Our aim was to analyze how lifetime antipsychotic dosage associates with the change of verbal learning and memory in individuals with schizophrenia during a 9-year follow-up.
Forty-two subjects with schizophrenic psychoses (22 males) from the Northern Finland 1966 Birth Cohort went through diagnostic interviews and cognitive assessment including California Verbal Learning Test (CVLT) at the ages of 34 and 43 years. Data of the subjects’ lifetime antipsychotic doses in chlorpromazine equivalents were collected from patient history records, interviews and national registers.
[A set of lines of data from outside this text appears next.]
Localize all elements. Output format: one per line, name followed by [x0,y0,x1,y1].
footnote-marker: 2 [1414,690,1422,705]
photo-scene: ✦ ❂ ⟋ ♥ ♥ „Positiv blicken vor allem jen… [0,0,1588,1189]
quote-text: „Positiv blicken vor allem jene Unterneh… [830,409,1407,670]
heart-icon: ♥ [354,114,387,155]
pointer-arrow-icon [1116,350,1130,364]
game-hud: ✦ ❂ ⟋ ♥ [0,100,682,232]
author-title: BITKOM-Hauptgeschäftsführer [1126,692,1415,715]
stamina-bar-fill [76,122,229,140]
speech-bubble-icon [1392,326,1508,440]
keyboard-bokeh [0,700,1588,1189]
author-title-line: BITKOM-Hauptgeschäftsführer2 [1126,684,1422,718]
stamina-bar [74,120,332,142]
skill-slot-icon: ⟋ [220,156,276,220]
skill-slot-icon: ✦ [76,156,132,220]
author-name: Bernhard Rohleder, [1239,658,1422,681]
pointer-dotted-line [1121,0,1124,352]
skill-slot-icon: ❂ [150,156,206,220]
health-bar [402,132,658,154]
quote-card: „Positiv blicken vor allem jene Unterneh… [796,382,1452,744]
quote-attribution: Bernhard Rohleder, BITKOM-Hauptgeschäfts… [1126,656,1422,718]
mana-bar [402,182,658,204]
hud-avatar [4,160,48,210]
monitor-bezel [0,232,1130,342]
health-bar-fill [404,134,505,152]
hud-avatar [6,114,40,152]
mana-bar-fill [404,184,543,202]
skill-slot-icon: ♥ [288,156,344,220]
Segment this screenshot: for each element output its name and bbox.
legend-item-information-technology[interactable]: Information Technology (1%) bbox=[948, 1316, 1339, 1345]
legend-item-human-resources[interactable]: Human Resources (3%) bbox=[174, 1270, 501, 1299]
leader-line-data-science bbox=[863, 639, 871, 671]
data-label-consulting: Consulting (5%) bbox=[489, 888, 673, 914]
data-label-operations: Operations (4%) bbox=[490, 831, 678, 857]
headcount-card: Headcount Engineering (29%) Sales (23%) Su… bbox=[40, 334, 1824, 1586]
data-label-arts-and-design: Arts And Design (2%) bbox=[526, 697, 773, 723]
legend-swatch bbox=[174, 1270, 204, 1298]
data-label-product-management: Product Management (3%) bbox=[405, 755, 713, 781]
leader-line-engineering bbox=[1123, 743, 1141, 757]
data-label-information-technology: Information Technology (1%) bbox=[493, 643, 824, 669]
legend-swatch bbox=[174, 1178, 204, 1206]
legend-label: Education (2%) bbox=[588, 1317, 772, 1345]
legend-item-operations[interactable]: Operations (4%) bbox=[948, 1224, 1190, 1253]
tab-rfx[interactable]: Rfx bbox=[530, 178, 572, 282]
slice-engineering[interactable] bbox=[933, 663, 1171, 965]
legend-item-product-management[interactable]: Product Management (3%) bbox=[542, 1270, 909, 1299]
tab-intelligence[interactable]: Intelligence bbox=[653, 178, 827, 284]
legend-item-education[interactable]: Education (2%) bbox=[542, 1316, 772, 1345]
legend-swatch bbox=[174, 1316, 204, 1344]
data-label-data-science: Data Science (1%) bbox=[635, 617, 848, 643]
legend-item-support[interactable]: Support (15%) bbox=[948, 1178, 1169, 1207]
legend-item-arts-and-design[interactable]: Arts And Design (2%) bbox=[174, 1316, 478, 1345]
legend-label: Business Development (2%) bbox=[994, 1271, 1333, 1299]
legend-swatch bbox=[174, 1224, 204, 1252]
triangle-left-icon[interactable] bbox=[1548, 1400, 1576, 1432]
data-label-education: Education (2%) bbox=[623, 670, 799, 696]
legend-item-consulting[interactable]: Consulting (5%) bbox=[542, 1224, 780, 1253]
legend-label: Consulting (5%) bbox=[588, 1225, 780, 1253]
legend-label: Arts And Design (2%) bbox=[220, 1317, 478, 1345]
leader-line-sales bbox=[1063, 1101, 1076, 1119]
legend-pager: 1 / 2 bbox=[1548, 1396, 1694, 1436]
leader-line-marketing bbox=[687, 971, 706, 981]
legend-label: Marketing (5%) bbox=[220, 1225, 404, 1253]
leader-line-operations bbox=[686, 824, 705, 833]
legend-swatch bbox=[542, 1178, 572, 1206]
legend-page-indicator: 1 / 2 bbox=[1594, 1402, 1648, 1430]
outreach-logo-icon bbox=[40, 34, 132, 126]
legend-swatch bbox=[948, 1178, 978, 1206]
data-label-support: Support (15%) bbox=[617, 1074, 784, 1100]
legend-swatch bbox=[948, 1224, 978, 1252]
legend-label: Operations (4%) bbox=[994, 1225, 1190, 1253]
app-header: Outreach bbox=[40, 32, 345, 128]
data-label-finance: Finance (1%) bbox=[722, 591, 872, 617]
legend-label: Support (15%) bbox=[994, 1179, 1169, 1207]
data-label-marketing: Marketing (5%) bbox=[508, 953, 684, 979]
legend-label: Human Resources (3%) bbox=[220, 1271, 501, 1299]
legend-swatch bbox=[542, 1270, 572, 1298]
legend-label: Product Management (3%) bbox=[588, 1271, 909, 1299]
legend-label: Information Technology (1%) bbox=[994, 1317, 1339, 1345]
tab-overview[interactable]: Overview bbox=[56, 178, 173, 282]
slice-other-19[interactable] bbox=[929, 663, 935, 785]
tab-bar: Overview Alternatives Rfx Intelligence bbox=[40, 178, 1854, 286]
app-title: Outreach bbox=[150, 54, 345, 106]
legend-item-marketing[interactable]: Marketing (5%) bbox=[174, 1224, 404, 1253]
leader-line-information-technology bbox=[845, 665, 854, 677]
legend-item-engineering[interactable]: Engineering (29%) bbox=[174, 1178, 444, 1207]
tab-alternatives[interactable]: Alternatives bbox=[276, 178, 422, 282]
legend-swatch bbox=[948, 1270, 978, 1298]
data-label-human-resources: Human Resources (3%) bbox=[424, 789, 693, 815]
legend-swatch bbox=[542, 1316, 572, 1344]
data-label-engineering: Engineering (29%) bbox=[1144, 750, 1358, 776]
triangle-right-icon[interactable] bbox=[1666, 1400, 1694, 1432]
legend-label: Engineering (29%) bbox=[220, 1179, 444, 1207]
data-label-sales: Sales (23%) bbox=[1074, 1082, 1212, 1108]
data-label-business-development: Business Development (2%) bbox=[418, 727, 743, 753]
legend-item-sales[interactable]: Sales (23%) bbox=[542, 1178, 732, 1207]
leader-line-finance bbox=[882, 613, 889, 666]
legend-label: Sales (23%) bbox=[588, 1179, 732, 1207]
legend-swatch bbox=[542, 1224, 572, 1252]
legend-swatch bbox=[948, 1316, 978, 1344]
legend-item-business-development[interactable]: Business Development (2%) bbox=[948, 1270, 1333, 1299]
The association between verbal learning and memory (immediate free recall of trials 1-5 and free recall after long delay) and dose-years of antipsychotics was analyzed by logistic regression model.
Higher dose-years of any and typical antipsychotics, but not atypical antipsychotics, associated statistically significantly to worse verbal learning and memory in cross-sectional analyses at age 34 years, even when onset age, sex, and severity of symptoms were controlled for. However, there was no statistically significant association between lifetime antipsychotic use and verbal learning and memory change between ages 34 and 43 years.
High lifetime antipsychotic dose did not associate to decrease in verbal learning and memory in schizophrenia in 9 years of follow-up. To our knowledge, this is a first report on association between cumulative lifetime antipsychotic use and change in cognition in a long-term naturalistic follow-up.